Context Engineering - Unlocking Agentic AI’s True Potential
The art and science of giving the right information to LLMs. As AI systems become more complex and sophisticated, prompt engg is not enough to convey the complexities of designing modern AI Apps.
What is context engineering and how does it differ from Prompt Engineering
Context engineering is the practice of designing systems that give AI models the right information and tools they need to do their tasks effectively.
Context is much more than just your prompt. Context is everything the model has access to respond to your request. Prompt engineering focused on asking the right question or providing detailed instructions to the AI model. Prompt engineering emerged as a popular term when LLMs were in their infancy. They had access to a limited context window of a few thousand tokens and tools, memory, agents and MCP / A2A were not on the horizon.
Today's LLMs are far more complex with context size of millions of tokens and the ability for calling external systems, tools, and even agentic orchestration with multi-agent AI systems. Context has therefore evolved beyond the prompt to include System Prompt, User Input/Prompt, Memory, Retrieved Information (RAG etc.), information on tools (MCP), responses from tools, and structured output format specifications.
Context engineering matters because most failures in real-world implementations happen not because of limitations in the model's capability, but because the model does not have the correct information to work with.
Common issues:
Context poisoning - When wrong information gets included.
Context distraction - When too much irrelevant information overwhelms the model.
Context confusion - When conflicting information leads to poor decisions.
In a recent article I wrote about context bloating. I am linking to that here for reference.
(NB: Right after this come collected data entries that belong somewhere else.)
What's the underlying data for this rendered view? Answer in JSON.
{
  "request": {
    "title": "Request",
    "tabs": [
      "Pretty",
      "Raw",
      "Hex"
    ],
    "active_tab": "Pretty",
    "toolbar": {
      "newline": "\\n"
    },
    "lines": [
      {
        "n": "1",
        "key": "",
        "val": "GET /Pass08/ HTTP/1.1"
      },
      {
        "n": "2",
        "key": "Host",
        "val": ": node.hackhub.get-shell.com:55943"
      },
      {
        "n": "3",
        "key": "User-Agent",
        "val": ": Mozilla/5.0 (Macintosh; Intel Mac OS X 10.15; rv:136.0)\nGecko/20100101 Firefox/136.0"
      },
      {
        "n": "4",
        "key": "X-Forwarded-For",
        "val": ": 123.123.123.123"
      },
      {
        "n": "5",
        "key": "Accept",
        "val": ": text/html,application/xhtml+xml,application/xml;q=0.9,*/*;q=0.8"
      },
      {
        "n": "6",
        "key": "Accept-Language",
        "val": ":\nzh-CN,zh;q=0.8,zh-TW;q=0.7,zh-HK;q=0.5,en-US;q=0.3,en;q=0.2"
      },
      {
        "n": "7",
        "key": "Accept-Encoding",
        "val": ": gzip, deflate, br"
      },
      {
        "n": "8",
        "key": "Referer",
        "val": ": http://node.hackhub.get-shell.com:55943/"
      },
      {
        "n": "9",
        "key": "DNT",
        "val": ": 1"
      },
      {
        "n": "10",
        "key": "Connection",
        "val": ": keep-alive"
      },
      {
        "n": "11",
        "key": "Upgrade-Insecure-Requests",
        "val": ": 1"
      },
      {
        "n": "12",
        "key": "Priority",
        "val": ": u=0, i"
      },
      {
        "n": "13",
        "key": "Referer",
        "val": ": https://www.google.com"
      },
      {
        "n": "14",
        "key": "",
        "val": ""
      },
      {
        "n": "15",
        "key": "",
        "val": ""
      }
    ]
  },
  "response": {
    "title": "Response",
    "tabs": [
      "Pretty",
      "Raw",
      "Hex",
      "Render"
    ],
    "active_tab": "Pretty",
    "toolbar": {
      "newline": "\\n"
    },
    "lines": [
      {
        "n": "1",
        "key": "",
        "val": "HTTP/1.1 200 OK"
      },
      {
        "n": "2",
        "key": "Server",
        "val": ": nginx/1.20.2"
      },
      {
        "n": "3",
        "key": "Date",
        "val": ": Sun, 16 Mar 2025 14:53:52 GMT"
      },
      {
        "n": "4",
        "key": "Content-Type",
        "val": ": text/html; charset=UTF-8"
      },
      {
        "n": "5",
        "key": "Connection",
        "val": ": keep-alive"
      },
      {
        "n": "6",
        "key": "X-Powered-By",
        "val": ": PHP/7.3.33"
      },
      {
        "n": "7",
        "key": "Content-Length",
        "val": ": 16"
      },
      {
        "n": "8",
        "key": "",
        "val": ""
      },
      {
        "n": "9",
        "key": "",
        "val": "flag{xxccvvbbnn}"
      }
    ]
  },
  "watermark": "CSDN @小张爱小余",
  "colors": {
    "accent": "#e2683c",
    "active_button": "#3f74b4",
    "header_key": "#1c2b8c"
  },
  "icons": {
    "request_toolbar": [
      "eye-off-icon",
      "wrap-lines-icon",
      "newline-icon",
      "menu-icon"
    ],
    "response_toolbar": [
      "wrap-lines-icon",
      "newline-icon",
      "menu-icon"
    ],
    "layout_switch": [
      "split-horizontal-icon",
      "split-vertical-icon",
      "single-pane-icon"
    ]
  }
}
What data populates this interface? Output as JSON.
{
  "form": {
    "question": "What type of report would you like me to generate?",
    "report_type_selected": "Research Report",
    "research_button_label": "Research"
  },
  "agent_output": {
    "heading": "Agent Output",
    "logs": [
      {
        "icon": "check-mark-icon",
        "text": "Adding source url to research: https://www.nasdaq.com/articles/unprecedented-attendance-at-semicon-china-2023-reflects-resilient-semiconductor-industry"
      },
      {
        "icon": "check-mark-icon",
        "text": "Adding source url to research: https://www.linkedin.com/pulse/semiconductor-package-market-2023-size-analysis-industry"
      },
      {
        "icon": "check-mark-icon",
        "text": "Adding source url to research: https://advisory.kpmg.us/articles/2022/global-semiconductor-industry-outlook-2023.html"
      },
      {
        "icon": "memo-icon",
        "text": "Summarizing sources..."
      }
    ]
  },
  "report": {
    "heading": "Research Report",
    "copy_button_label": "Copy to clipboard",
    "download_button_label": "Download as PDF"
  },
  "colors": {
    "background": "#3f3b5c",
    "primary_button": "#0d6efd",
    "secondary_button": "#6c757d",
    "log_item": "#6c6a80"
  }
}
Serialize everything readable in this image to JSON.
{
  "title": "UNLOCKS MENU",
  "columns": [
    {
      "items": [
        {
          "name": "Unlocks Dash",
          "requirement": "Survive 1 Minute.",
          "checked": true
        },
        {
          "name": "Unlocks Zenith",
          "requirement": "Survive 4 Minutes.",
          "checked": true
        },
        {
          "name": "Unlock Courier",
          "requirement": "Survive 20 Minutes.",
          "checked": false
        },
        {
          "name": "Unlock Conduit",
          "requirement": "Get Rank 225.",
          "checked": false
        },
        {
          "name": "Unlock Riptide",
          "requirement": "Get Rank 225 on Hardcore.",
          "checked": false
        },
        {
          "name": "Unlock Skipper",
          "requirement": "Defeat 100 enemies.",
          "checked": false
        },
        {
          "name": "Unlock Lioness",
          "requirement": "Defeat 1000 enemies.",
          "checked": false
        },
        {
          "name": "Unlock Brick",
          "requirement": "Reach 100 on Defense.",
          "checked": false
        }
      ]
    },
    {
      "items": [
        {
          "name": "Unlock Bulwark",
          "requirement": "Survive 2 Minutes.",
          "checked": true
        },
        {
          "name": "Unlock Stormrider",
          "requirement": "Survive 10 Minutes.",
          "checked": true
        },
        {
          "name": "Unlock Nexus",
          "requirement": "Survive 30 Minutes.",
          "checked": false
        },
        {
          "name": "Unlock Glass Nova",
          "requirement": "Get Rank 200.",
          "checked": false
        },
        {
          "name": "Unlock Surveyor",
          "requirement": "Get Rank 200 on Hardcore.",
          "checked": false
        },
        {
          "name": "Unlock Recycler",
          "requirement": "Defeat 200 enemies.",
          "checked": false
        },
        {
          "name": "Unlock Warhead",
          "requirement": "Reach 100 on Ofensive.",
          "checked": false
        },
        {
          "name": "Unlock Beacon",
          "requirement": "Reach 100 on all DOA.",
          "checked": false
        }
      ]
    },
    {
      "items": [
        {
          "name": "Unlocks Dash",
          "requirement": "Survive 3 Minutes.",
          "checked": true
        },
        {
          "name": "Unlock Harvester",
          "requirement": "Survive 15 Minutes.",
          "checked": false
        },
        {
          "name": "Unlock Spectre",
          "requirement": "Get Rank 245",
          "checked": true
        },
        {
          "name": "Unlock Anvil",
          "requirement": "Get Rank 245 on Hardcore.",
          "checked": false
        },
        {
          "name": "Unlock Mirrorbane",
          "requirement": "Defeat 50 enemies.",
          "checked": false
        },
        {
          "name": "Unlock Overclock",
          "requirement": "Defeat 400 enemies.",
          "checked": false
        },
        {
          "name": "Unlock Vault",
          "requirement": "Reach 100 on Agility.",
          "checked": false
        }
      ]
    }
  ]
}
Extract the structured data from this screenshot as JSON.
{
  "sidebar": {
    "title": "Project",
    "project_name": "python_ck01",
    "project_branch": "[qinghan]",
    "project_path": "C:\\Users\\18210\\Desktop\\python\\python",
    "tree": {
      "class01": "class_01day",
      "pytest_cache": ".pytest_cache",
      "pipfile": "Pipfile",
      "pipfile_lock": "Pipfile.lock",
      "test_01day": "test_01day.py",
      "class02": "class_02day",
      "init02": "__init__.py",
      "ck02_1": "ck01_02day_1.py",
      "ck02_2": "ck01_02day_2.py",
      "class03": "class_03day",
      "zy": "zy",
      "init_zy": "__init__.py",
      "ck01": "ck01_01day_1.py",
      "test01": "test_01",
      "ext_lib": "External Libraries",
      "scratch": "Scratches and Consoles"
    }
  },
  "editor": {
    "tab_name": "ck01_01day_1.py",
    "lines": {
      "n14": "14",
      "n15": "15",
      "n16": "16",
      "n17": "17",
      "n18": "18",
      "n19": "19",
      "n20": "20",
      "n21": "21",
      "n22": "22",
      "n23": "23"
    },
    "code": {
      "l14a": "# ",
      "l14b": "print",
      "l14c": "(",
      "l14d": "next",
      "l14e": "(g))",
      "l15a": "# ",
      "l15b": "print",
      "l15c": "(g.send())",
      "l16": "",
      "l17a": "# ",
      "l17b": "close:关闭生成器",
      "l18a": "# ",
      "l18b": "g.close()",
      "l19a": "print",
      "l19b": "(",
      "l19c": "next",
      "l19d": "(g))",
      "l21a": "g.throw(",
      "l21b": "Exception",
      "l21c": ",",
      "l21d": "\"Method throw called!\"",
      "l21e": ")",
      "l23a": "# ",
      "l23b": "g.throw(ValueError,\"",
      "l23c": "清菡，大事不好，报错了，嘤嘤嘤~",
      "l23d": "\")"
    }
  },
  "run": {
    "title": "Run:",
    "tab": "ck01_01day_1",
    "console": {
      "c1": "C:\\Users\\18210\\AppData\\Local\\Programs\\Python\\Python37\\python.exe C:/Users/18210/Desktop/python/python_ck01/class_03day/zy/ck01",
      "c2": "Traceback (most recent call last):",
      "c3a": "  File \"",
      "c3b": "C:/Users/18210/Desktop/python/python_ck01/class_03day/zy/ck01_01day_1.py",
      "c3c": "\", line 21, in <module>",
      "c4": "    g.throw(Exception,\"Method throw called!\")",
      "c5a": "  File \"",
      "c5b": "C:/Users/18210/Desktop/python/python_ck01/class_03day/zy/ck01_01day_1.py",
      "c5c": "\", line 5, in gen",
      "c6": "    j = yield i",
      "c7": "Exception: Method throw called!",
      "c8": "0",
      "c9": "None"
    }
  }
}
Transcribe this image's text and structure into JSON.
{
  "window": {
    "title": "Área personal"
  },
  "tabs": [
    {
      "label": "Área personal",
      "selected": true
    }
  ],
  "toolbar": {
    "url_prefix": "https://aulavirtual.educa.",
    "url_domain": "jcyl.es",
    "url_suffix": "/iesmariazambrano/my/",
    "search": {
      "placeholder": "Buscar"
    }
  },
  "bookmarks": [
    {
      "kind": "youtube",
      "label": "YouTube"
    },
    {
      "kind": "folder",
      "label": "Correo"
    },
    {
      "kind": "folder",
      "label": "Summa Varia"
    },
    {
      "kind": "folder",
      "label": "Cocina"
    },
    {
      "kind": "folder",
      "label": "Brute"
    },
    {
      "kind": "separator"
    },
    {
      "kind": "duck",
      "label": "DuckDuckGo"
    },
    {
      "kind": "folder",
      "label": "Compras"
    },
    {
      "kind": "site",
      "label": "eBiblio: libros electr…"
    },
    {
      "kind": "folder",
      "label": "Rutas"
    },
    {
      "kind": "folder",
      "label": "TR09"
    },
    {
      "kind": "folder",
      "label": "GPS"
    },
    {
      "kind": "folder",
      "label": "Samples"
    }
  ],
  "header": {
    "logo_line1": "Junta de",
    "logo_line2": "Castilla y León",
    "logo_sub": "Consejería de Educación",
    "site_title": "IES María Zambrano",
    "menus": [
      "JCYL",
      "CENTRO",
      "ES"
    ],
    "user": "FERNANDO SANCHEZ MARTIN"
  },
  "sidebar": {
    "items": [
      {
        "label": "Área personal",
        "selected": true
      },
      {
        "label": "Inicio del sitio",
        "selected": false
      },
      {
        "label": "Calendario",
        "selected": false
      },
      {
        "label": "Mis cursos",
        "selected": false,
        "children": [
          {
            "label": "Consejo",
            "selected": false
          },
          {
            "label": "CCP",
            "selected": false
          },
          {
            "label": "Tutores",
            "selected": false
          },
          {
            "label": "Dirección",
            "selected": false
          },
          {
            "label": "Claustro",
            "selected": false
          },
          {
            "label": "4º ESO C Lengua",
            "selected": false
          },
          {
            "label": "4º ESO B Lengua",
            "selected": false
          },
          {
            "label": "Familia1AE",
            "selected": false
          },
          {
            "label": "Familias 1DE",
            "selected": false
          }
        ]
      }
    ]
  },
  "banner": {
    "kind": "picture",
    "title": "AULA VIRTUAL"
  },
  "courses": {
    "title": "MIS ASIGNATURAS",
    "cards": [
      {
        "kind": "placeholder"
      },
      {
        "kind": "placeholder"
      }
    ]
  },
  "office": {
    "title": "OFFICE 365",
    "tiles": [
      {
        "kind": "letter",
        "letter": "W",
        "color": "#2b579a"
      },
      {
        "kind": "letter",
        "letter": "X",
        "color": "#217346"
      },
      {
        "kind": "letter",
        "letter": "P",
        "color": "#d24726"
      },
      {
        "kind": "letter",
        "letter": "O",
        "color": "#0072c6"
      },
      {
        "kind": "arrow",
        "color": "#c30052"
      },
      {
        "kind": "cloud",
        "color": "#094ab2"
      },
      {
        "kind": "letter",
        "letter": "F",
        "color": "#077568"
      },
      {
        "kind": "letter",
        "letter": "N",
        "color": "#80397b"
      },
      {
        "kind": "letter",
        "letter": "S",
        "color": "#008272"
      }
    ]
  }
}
The key to successful AI implementations is fundamentally context engineering. Rather than looking to get to a perfect prompt, context engineering forces you to think about designing these systems in terms of data strategy, information structure, and experience in ways that prompt engineering never attempted to convey.
Four context engineering strategies
Writing Context: This involves saving information outside the context window to help agents perform tasks effectively. This may be in the form of note taking scratch pads or memory systems. Planning activity which is very common in agentic research is an example where a planing agent creates a plan in a scratch pad for later use by a sub agent which may execute parts of the sub tasks.
Selecting context: This is critical as you need the right information relevant for the task at hand. Using techniques like knowledge graphs and semantic search, you will be able to select only the relevant context and provide it to the agent executing a specific activity.
Compressing context: This involves retaining only the necessary tokens to perform the task at hand effectively. Techniques used include context summarization, selective summarization etc.
Isolating context: Isolating context becomes important in multi agent systems to maintain efficiency and to prevent confusion. Sub-agents will operate with isolated context windows and including the tools and environments available using sandboxed containers.
The relevance of context engineering for agentic AI in enterprises.
Enterprises are keen to embrace Agentic AI systems in 2025. Context engineering is going to be the key for successful implementations given the models are sufficiently intelligent for most business problems at hand.
This new wave of Agentic AI is a huge leap in complexity from what we had before. We're shifting from AI assistants that just react to our questions to proactive systems that can sense, proactively take action, and manage entire business processes on their own. Think about an AI that can plan and run marketing campaigns or autonomously handle your supply chain. The catch is that, for an AI to make decisions in these scenarios, it needs to understand the right context. If it's missing the proper business context, it will be a GIGO (garbage-in garbage-out) scenario. An autonomous agent making critical decisions with bad information is way more serious than a chatbot giving a weird answer. A lot of thoughtful design is needed to pull the right into from sales data, market news, internal reports, and compliance rules, and piece it all together. This means companies have to completely rethink how their information is organized as a knowledge fabric, so the AI can actually understand and use it effectively.
Ultimately, getting this context right is how businesses will win with AI. As we move into a future where different AI agents will need to work and communicate with each other, having this solid foundation of context backed by enterprise knowledge will be even more critical. Organizations that recognize this shift and invest in context engineering capabilities will be able to build AI systems that truly understand their business context, leading to business outcomes like faster decision-making and reduced costs that traditional AI implementations cannot deliver.